Keistimewaan Warisan Dunia Hildesheim adalah mawar seribu tahun yang tumbuh di bagian luar apsis timur Warisan Dunia Katedral St. Maria. Legendanya adalah Louis yang Saleh membangun keuskupan di dekat rumpun mawar ini dan dengan itu mendirikan kota ini. Walau pun mawar itu mungkin secara biologis tidak sama lagi seperti 1200 tahun lalu, warga Hildesheim tetap yakin bahwa kotanya tetap eksis selama mawar ini ada. Mawar ini berbunga hanya dalam waktu singkat, akhir Mei hingga awal Juni.

Apa lagi yang harus saya lihat disini?

Alun-alun kota yang bersejarah harus dikunjungi. Setelah hancur total pada Perang Dunia II, lapangannya direnovasi ulang seperti aslinya. Bangunan asli yang indah masih terdapat di kawasan Godehardi, di sekitar gereja yang bernama sama di kota baru, yang di Hildesheim adalah justru Kota Tua. Masih banyak sudut kota yang bisa dinikmati.

Warisan Dunia membuat lapar. Hidangan makanan khas daerah apa yang harus saya coba?

Sosis “Hartwurst” dari Niedersachsen juga ada di Hildesheim. Rumah makan rustikal menyajikan jenis makanan itu sebagai hidangan khas, misalnya restoran “Knochenhauer-Amtshaus” di alun-alun. Siapa yang ingin hidangan yang lebih elegan, bisa mencoba sajian daging di Restoran Nil, Museum Roemer dan Pelizaeus.

Dan situs Warisan Dunia apa yang ingin Anda kunjungi?

Karena karir saya terus di seputar Warisan Dunia, saya ingin bisa mengunjungi semua situs Warisan Dunia di Jerman. Satu-satunya Warisan Dunia di Jerman yang belum saya lihat adalah rumah panggung prasejarah di Alpina. Warisan Dunia ini terletak hingga melewati perbatasan Jerman dan meliputi rumah panggung di Perancis, Italia, Austria, Swiss dan Slovenia.

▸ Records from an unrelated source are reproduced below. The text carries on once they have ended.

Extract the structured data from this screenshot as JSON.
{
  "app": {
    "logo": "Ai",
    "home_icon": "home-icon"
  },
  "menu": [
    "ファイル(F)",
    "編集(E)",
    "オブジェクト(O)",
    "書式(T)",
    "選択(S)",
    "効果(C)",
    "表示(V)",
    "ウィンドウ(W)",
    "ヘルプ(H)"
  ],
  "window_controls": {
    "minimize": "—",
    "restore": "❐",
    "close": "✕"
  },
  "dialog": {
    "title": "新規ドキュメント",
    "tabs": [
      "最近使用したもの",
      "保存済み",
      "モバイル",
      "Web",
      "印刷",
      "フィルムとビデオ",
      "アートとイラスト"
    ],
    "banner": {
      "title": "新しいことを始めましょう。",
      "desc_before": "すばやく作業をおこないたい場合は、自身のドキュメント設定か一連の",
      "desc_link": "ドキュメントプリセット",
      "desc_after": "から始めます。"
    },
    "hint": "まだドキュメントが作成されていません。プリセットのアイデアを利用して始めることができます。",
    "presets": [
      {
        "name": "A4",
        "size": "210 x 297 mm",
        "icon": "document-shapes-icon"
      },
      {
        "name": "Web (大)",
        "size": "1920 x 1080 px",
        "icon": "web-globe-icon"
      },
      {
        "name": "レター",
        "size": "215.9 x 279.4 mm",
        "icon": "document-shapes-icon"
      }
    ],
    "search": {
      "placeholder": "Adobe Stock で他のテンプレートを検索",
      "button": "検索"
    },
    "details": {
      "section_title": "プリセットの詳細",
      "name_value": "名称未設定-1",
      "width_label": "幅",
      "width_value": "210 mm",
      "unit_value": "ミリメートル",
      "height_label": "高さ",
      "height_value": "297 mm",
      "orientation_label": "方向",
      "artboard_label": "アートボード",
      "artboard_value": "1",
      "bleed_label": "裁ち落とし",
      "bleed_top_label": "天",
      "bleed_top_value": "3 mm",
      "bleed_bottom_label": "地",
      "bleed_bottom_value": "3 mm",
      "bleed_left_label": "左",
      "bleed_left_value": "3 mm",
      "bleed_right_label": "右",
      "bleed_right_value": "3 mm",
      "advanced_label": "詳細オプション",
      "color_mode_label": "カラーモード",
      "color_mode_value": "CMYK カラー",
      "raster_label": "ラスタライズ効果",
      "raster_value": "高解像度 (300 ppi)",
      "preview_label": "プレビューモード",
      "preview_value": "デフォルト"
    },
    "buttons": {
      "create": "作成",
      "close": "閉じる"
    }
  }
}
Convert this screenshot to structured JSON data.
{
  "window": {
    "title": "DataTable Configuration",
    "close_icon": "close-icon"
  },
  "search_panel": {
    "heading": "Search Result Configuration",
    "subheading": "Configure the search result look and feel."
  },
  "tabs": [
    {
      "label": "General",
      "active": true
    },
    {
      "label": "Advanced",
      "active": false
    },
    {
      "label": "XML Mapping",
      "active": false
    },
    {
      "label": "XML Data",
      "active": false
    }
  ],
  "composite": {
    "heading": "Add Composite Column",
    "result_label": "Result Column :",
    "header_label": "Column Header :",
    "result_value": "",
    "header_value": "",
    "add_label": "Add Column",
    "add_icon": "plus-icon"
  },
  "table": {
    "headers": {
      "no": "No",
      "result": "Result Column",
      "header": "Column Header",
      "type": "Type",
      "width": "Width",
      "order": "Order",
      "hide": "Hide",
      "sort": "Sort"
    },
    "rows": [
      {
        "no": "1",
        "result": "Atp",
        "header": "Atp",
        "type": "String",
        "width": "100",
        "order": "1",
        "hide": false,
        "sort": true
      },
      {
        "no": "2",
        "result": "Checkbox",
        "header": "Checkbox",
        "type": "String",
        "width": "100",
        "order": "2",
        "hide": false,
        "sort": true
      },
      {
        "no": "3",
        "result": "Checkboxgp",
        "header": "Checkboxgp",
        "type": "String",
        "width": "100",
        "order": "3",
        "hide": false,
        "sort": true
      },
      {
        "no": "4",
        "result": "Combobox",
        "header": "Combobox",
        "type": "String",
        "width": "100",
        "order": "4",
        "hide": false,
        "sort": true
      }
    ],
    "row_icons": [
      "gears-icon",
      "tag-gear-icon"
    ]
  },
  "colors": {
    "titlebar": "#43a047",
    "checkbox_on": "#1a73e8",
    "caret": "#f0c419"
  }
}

Masih banyak yang bisa ditemukan.

Lothar Meyer-Mertel

lahir di kota Warisan Dunia Lübeck.

Karir pakar ilmu kebudayaan itu membawanya antara lain ke kota Warisan Dunia Weimar. Saat ini ia bekerja sebagai manajer pariwisata kota Warisan Dunia Hildesheim. Salah satu tugasnya adalah membuat orang lebih tertarik lagi pada warisan dunia yang berada di Hildesheim.